Вот при каких обстоятельствах 27 мая 1545 года Эммануил Филиберт отправился в Вормс, где находилась ставка императора. Юного принца, как всегда, сопровождали Шанка-Ферро и Леоне.
Кроме того, с ним было сорок дворян.
Это была вся армия, которую смог собрать в своем государстве и послать на помощь свояку тот, кто до сих пор носил титулы герцога Савойи, Шабле и Аосты, принца Пьемонта, Ахайи и Морей, графа Женевского, Ниццского, Астийского, Бресского и Ромонского, барона Во, Жекса и Фосиньи, сеньора Верчелли, Бофора, Бюже и Фрибура; князя и постоянного викария Священной Римской империи, маркиза Итальянского и короля Кипра!
Карл V принял племянника превосходно; он даже позволил, чтобы Эммануила в его присутствии титуловали «величеством», потому что его отец Карл III все еще претендовал на Кипрское королевство.
Эммануил Филиберт отплатил за добрый прием, проявив чудеса храбрости в битвах при Инголыитадте и Мюльберге.
Последнее сражение прекратило борьбу. Вечером на перекличке десять из сорока дворян Эммануила Филиберта не отозвались: они были убиты или ранены.
Что же до Шанка-Ферро, то, опознав среди сражающихся курфюрста Иоганна Фридриха по его сильному фрисландскому коню, гигантскому росту и наносимым им мощным ударам, он стал его преследовать.

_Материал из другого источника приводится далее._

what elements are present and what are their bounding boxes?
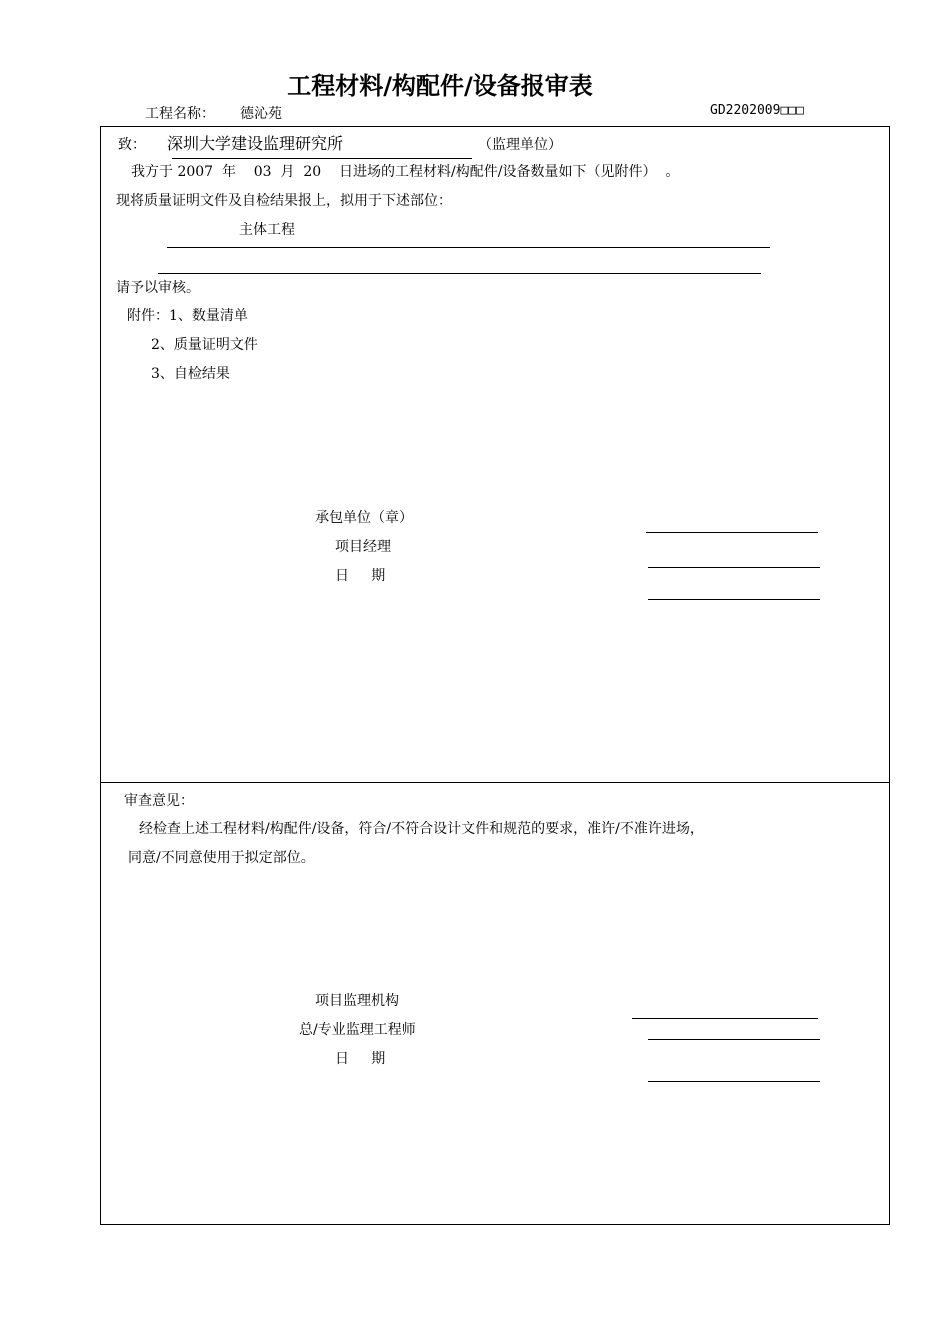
- review-heading: 审查意见：: [124, 793, 194, 809]
- recipient-unit: 深圳大学建设监理研究所: [167, 134, 344, 153]
- form-table: [100, 126, 890, 1225]
- contractor-date-label: 日 期: [335, 568, 386, 584]
- review-request: 请予以审核。: [116, 280, 200, 296]
- contractor-date-line: [648, 599, 820, 600]
- form-code: GD2202009□□□: [710, 103, 804, 118]
- manager-signature-line: [648, 567, 820, 568]
- recipient-underline: [172, 158, 472, 159]
- review-date-line: [648, 1081, 820, 1082]
- recipient-note: （监理单位）: [478, 137, 562, 153]
- arrival-statement: 我方于 2007 年 03 月 20 日进场的工程材料/构配件/设备数量如下（见附件） 。: [131, 164, 680, 180]
- contractor-signature-line: [646, 532, 818, 533]
- supervision-org-signature-line: [632, 1018, 818, 1019]
- location-underline-2: [158, 273, 761, 274]
- review-opinion-line-2: 同意/不同意使用于拟定部位。: [128, 850, 315, 866]
- project-name-label: 工程名称：: [145, 106, 215, 122]
- supervising-engineer-label: 总/专业监理工程师: [299, 1022, 416, 1038]
- to-label: 致：: [118, 137, 146, 153]
- review-date-label: 日 期: [335, 1051, 386, 1067]
- submission-statement: 现将质量证明文件及自检结果报上，拟用于下述部位：: [116, 193, 452, 209]
- supervision-org-label: 项目监理机构: [315, 993, 399, 1009]
- project-manager-label: 项目经理: [335, 539, 391, 555]
- intended-location: 主体工程: [239, 222, 295, 238]
- project-name-value: 德沁苑: [240, 106, 282, 122]
- review-opinion-line-1: 经检查上述工程材料/构配件/设备，符合/不符合设计文件和规范的要求，准许/不准许进场，: [139, 821, 704, 837]
- contractor-seal-label: 承包单位（章）: [315, 510, 413, 526]
- attachment-item: 3、自检结果: [151, 366, 230, 382]
- form-title: 工程材料/构配件/设备报审表: [287, 72, 593, 100]
- section-divider: [100, 782, 890, 783]
- engineer-signature-line: [648, 1039, 820, 1040]
- location-underline-1: [167, 247, 770, 248]
- attachment-item: 2、质量证明文件: [151, 337, 258, 353]
- attachment-item: 附件：1、数量清单: [127, 308, 248, 324]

И наверное, при Мюльберге он получил бы кличку Шанка-Ферро, если бы его с давних пор не прозвали так.
Сначала он сломал курфюрсту правую руку ударом булавы, а потом ударом острой части своего ужасного топора разрубил ему шлем и лицо так, что, когда пленник предстал перед императором и поднял исковерканное забрало, он вынужден был назвать свое имя: все его лицо представляло собой страшную рану.